Since it is built in, a sufficient insulation distance is secured. Inside case 1, each transformer is made of resin 8.
The thickness of the resin for insulating between adjacent secondary coils 5 is the insulation distance between the high voltage terminals 6 connected from each secondary coil 5, for example, the high voltage terminal 6b. Since the distance can be minimized without being restricted by the insulation distance between the high voltage terminals 6c, the device can be downsized and the weight can be reduced.

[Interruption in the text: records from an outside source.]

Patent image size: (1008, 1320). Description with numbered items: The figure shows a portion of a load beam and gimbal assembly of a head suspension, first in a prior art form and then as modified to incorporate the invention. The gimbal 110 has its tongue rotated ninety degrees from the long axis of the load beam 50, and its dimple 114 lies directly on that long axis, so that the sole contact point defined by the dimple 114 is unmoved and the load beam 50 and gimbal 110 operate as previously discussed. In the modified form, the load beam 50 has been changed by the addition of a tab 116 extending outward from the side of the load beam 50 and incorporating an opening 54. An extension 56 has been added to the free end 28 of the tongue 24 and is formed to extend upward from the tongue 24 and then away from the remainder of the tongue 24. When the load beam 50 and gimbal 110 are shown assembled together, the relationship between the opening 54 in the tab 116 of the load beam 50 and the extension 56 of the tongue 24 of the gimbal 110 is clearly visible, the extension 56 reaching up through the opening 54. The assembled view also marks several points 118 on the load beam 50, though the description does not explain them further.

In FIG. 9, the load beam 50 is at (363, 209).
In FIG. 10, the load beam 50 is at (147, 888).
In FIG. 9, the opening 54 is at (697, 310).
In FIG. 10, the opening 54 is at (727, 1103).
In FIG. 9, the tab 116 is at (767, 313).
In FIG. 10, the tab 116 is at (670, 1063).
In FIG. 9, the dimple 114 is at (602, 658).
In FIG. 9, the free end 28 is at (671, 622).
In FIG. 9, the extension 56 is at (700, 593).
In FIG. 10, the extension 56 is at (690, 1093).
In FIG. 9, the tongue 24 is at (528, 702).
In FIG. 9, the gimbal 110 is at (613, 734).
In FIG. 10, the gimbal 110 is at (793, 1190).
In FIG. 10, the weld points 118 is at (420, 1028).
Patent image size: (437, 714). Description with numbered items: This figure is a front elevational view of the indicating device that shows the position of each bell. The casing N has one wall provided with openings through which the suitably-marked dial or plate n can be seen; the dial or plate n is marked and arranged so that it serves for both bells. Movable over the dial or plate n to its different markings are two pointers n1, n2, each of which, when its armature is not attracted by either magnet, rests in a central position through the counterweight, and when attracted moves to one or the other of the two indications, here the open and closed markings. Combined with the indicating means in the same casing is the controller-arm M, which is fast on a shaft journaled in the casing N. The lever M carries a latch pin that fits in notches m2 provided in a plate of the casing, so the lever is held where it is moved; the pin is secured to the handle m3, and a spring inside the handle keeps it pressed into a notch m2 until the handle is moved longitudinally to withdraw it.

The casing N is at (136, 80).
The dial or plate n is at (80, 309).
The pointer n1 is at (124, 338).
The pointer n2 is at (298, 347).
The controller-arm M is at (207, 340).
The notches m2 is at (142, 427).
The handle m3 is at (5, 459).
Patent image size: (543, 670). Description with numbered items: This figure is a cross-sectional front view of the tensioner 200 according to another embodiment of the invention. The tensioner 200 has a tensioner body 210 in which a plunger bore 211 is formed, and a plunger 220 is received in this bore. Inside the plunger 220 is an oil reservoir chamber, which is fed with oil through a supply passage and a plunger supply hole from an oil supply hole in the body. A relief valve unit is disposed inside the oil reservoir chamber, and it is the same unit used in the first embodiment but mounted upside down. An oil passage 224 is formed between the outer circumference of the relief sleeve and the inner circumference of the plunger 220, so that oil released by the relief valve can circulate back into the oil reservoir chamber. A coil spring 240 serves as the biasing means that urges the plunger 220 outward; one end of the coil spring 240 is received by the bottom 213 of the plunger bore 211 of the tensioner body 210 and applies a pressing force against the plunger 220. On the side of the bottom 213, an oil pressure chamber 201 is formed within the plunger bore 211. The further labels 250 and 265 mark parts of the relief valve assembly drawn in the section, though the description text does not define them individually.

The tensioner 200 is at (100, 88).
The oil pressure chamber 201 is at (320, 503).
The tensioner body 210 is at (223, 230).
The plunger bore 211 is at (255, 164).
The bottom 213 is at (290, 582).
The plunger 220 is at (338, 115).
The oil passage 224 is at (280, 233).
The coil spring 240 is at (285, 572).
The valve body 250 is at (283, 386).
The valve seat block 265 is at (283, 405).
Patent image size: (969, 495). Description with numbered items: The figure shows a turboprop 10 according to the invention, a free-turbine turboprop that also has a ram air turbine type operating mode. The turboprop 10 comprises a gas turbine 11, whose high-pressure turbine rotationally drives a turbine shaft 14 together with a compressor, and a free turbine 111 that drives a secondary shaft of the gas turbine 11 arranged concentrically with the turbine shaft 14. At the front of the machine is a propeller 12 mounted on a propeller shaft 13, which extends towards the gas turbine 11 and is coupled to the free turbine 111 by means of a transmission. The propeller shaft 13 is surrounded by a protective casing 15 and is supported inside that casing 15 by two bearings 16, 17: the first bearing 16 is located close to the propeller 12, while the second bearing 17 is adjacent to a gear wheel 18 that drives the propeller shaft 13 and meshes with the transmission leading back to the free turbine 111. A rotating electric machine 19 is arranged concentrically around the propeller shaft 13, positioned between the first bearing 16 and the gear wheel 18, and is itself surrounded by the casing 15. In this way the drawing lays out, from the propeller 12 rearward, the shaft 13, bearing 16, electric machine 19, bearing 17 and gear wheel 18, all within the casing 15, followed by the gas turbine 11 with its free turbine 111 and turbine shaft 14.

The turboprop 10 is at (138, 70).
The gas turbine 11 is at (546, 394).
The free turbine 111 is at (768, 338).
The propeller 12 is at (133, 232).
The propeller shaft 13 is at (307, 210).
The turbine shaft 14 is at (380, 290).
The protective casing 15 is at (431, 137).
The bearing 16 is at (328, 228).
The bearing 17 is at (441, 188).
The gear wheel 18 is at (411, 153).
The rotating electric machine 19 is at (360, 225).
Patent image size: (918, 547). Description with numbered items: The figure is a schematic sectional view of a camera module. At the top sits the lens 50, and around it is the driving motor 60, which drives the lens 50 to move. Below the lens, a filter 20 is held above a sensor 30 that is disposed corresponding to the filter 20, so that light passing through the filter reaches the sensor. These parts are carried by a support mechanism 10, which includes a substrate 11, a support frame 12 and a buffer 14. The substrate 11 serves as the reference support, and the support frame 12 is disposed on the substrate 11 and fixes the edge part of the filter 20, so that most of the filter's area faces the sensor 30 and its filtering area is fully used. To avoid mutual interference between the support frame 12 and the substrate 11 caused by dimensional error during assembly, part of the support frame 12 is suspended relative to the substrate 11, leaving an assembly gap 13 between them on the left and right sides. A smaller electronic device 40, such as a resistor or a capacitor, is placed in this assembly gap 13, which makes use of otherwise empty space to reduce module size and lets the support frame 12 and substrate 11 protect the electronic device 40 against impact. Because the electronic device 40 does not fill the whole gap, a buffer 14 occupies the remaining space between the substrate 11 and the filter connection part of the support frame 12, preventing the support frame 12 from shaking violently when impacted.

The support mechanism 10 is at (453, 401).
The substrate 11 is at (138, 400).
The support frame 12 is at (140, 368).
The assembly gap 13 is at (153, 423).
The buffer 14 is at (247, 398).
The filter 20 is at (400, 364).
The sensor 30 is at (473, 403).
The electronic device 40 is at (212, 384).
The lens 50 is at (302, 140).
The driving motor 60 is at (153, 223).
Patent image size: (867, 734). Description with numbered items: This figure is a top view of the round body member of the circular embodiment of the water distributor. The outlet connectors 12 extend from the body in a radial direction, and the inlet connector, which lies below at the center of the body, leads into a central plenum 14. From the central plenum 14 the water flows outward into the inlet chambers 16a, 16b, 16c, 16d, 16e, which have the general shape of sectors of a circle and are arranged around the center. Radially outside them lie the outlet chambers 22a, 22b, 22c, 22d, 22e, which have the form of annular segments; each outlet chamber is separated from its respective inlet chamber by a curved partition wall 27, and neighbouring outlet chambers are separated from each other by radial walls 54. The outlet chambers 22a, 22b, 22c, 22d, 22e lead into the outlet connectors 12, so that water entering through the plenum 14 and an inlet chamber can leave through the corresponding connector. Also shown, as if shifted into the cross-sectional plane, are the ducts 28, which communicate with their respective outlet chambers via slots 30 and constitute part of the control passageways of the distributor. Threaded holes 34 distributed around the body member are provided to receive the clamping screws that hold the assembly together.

Example 2. In addition, although the case where three transformers are housed in one case has been shown in the above embodiment, the number of transformers is not limited to three, and any number of transformers may have the same effect. Is obtained. In the above embodiment, the high pressure tower is formed integrally with the case,
The case where the high-voltage terminal is insert-molded in the case was shown, but the high-voltage tower is configured separately from the case,
The same effect can be obtained even in a configuration in which the transformer is mounted on the secondary coil and then fixed with resin at the same time as each transformer and the high-voltage tower is arranged on the opening surface of the case.

[0009]

As described above, according to the present invention, since a plurality of transformers housed in one case are assembled in different directions alternately, the insulation distance between adjacent high voltage terminals can be secured, and The resin insulation distance between the adjacent secondary coils can be minimized, and the device can be downsized and the weight can be reduced.

[Brief description of drawings]

FIG. 1 is a back view showing a configuration state of an ignition coil according to an embodiment of the present invention.

FIG. 2 is a top view showing an ignition coil according to an embodiment of the present invention.

FIG. 3 is a sectional front view showing an ignition coil according to an embodiment of the present invention.

FIG. 4 is a sectional side view showing an ignition coil according to an embodiment of the present invention.

FIG. 5 is a top view showing a conventional ignition coil.

FIG. 6 is a front view showing a conventional ignition coil.

FIG. 7 is a sectional front view showing a conventional ignition coil.

[Explanation of symbols]

 1 Case 2 High-voltage tower 3 Iron core 4 Primary coil 5 Secondary coil 6 High-voltage terminal 7 Terminal 8 Resin 9 High-voltage cord 10 Boots

Claims (1)

[Claims] 1. An iron core and a wire 1 wound around the iron core.
A plurality of transformers each including a secondary coil and a secondary coil magnetically coupled to the primary coil via an iron core, a case in which the plurality of transformers are housed, and both ends of each secondary coil. An ignition coil for an internal combustion engine, comprising: output terminals connected and taken out from the same direction, wherein the plurality of transformers are incorporated in the case in mutually different directions.